Na véspera de uma reunião que deverá reunir as principais lideranças tucanas para discutir o possível desembarque do PSDB da base aliada do governo do presidente Michel Temer (PMDB), o governador de São Paulo, Geraldo Alckmin (PSDB), indicou neste domingo (9) que a decisão de seu partido sobre a permanência ou não na gestão do peemedebista é questão de semanas.
Após assistir ao desfile cívico em homenagem aos combatentes da revolução constitucionalista de 1932, neste domingo na capital, o governador reiterou o compromisso do partido com as reformas, mas adiantou que não vê motivo para o PSDB participar do governo depois da votação da reforma trabalhista, prevista para terça-feira (11) no Senado, e após ficar claro se a reforma da Previdência vai prosperar ou não, o que, na sua previsão, deve ser conhecido em pouco tempo. Alckmin citou ainda que o partido deve aguardar a reforma política, que "também tem data". Na sua avaliação, os tucanos devem ajudar o Brasil, "mas sem precisar participar do governo".
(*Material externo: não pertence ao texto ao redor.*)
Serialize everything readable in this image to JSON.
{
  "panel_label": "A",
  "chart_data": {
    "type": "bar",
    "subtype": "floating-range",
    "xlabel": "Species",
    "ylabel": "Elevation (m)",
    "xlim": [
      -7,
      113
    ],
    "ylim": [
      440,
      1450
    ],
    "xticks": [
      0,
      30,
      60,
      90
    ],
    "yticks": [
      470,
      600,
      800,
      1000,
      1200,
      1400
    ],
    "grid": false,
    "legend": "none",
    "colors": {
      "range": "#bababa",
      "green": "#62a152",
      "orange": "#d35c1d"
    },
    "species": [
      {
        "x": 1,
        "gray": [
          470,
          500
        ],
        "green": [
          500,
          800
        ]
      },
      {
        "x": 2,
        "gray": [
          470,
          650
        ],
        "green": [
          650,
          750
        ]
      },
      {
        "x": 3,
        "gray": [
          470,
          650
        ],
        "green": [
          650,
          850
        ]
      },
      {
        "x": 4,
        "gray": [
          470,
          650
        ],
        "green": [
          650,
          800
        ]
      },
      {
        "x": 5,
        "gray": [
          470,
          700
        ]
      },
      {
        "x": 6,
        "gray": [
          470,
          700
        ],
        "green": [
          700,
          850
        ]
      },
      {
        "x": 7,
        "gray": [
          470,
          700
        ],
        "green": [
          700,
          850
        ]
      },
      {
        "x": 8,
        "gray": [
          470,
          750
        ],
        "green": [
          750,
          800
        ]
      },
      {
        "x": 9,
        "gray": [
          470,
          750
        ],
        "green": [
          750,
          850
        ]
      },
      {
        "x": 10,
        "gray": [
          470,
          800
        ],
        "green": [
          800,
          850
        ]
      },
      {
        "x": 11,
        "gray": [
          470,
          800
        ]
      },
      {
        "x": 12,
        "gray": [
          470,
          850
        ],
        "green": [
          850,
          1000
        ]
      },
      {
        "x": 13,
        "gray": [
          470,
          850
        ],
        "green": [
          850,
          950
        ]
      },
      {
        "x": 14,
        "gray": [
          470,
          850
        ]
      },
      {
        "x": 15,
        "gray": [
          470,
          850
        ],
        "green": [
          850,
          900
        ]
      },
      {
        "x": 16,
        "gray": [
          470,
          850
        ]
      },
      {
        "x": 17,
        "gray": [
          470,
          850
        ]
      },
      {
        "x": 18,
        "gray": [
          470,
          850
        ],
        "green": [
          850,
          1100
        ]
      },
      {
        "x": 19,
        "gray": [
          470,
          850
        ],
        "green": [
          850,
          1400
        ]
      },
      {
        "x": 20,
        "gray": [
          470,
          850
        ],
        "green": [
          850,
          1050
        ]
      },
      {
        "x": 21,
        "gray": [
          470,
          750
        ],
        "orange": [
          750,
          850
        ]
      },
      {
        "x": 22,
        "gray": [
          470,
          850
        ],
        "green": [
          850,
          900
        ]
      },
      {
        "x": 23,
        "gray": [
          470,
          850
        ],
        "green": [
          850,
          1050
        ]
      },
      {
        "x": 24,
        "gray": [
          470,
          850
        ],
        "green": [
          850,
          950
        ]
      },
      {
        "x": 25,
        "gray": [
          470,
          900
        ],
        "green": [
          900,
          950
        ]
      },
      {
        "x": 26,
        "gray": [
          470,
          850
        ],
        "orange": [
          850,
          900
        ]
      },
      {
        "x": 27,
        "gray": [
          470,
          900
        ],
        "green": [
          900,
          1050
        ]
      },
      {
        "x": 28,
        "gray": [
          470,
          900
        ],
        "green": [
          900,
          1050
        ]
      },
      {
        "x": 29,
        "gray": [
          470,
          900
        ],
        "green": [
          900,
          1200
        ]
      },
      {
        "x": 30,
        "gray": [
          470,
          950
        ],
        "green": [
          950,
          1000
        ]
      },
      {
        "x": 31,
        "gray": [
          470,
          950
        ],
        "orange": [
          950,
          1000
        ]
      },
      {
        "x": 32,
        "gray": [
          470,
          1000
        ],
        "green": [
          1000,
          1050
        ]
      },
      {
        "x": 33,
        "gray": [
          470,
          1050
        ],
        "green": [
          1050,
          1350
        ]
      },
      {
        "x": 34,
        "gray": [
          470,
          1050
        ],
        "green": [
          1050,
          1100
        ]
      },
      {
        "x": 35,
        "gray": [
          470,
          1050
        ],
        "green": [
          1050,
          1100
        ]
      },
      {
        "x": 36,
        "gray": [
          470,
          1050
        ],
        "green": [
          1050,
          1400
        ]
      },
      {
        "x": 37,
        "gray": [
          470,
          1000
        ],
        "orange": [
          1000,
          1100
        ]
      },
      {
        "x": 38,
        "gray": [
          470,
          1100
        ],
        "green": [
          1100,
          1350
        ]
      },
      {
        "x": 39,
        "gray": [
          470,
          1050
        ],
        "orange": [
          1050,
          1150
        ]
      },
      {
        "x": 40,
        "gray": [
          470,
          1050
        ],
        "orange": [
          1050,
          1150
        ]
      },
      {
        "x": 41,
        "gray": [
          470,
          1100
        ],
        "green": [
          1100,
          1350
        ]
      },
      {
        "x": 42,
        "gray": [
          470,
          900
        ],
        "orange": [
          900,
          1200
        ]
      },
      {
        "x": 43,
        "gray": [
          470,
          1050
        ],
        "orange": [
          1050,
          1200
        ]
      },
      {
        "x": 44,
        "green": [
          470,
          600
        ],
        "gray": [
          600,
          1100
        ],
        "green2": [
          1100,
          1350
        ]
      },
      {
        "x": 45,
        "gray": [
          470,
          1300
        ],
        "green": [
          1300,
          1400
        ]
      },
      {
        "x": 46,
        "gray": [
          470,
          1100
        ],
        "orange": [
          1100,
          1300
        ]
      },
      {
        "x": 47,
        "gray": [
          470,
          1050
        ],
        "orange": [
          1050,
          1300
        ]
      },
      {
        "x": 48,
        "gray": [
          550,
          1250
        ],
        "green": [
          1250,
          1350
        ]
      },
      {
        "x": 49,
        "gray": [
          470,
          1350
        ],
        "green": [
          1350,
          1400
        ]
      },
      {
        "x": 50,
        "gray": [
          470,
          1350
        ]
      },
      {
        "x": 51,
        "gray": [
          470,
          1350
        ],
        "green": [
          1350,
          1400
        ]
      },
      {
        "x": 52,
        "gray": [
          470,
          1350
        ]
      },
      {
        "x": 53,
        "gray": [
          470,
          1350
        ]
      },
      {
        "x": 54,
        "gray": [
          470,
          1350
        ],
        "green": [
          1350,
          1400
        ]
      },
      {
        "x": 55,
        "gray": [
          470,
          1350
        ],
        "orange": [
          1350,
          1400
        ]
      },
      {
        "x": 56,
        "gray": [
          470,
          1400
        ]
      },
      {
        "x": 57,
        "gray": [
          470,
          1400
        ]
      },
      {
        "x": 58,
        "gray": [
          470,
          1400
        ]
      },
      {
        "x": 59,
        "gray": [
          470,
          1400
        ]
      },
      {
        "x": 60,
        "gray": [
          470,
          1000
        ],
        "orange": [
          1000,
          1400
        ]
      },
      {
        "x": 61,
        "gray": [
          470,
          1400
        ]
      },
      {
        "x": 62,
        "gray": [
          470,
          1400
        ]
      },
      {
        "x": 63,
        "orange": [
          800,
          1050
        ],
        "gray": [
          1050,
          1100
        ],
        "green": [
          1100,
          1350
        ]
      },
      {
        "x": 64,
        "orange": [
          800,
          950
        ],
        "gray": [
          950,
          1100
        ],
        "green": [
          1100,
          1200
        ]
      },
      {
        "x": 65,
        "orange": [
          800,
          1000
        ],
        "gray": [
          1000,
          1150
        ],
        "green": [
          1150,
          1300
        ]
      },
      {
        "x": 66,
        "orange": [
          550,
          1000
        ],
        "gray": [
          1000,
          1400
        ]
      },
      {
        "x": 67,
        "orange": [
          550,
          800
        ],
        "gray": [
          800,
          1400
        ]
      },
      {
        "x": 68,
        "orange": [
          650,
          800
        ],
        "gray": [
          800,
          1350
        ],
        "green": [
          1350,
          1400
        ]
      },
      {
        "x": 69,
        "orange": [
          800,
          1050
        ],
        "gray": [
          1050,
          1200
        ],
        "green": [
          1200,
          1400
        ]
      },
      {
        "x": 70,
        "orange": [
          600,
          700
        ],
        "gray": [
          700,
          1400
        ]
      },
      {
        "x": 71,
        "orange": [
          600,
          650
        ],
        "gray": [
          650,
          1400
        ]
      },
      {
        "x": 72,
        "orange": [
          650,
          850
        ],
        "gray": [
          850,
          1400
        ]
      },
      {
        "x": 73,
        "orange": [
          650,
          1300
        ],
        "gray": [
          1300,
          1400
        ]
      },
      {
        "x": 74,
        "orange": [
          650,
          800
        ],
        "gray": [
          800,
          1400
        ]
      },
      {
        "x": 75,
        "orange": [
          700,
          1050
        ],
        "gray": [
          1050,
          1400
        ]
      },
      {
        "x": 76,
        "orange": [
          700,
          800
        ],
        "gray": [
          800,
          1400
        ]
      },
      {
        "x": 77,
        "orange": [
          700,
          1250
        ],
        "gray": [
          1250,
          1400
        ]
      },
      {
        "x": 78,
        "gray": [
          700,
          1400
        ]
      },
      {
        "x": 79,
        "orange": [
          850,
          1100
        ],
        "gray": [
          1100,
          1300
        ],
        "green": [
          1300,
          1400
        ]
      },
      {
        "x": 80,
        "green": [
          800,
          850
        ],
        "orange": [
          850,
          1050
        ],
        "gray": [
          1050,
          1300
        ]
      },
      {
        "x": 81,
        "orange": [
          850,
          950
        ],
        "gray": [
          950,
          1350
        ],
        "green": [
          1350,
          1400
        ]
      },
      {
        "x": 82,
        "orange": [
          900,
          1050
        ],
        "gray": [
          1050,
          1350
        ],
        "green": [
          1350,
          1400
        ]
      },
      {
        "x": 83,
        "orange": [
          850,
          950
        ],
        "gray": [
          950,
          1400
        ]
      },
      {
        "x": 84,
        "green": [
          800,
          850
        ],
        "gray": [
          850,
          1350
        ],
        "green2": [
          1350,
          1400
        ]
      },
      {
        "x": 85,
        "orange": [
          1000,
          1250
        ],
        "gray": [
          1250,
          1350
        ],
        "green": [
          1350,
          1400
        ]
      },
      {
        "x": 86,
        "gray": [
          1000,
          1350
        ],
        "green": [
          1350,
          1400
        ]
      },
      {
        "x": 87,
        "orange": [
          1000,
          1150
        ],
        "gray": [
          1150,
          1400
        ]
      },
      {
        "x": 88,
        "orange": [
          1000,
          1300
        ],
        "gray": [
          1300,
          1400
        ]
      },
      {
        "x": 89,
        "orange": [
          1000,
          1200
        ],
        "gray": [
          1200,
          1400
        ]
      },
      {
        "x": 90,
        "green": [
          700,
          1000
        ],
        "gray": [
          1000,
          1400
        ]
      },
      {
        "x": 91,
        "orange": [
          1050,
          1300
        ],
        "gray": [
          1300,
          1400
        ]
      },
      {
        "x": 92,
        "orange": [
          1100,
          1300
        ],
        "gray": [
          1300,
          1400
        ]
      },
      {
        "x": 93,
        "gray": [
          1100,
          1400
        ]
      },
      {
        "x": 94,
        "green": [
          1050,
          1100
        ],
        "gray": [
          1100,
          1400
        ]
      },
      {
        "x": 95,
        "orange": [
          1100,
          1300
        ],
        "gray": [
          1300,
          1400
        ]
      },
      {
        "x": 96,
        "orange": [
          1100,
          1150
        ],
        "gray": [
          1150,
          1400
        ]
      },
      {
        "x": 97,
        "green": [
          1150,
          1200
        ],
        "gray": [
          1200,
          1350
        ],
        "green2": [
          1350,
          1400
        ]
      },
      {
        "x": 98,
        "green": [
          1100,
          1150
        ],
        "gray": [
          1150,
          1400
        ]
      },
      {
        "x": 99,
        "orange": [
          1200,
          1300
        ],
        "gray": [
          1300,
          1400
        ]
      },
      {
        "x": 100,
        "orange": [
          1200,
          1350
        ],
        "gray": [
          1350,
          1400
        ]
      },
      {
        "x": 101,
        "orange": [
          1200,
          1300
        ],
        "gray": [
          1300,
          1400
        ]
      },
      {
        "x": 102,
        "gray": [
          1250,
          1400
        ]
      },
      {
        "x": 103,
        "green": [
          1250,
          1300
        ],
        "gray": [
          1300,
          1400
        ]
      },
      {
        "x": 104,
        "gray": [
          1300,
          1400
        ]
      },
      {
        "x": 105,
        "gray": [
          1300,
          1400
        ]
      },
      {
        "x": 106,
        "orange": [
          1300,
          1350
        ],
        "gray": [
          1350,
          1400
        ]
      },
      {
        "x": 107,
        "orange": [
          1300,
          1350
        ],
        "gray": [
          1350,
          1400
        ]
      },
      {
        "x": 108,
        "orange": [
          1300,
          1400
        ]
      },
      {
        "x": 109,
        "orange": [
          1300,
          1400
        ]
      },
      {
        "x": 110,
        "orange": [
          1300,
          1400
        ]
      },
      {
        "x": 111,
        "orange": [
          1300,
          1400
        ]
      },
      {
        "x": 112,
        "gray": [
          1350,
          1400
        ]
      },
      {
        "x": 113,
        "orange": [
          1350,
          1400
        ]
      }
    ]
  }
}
Questionado sobre se este é o momento certo para o PSDB sair da base aliada que dá sustentação ao governo Temer, Alckmin respondeu que por ele encerraria a aliança, mas ponderou que o partido tem responsabilidade com o País e que um eventual desembarque pode gerar tumulto num momento em que o governo federal já encontra dificuldades para aprovar a reforma trabalhista.
— Eu encerraria. Vamos ter na terça-feira a decisão da questão trabalhista. É questão de semanas [para o PSDB tomar uma decisão]. Olha que não fui favorável a entrar no governo, mas acho que nós deveremos encerrar esse período [das reformas]. Depois disso, vejo que não há nenhuma razão para o PSDB participar do governo.
Após viagem ao G20, Temer se reúne com presidentes da Câmara e do Senado
E voltou a defender que o compromisso de seu partido não deve ser com o governo e muito menos com cargos.
— Aliás, lá atrás [desde que Temer assumiu o comando do País] já tinha defendido que nós deveríamos aprovar todas as medidas de interesse do Brasil, as reformas, sem participar com cargos no governo.
Alckmin não confirmou se a reunião de emergência prevista para amanhã em São Paulo e que deverá reunir as principais lideranças tucanas, como governadores e parlamentares, está confirmada. Ele adiantou, porém, que este encontro não deverá ser o que baterá o martelo sobre os rumos da aliança do partido com o governo Temer.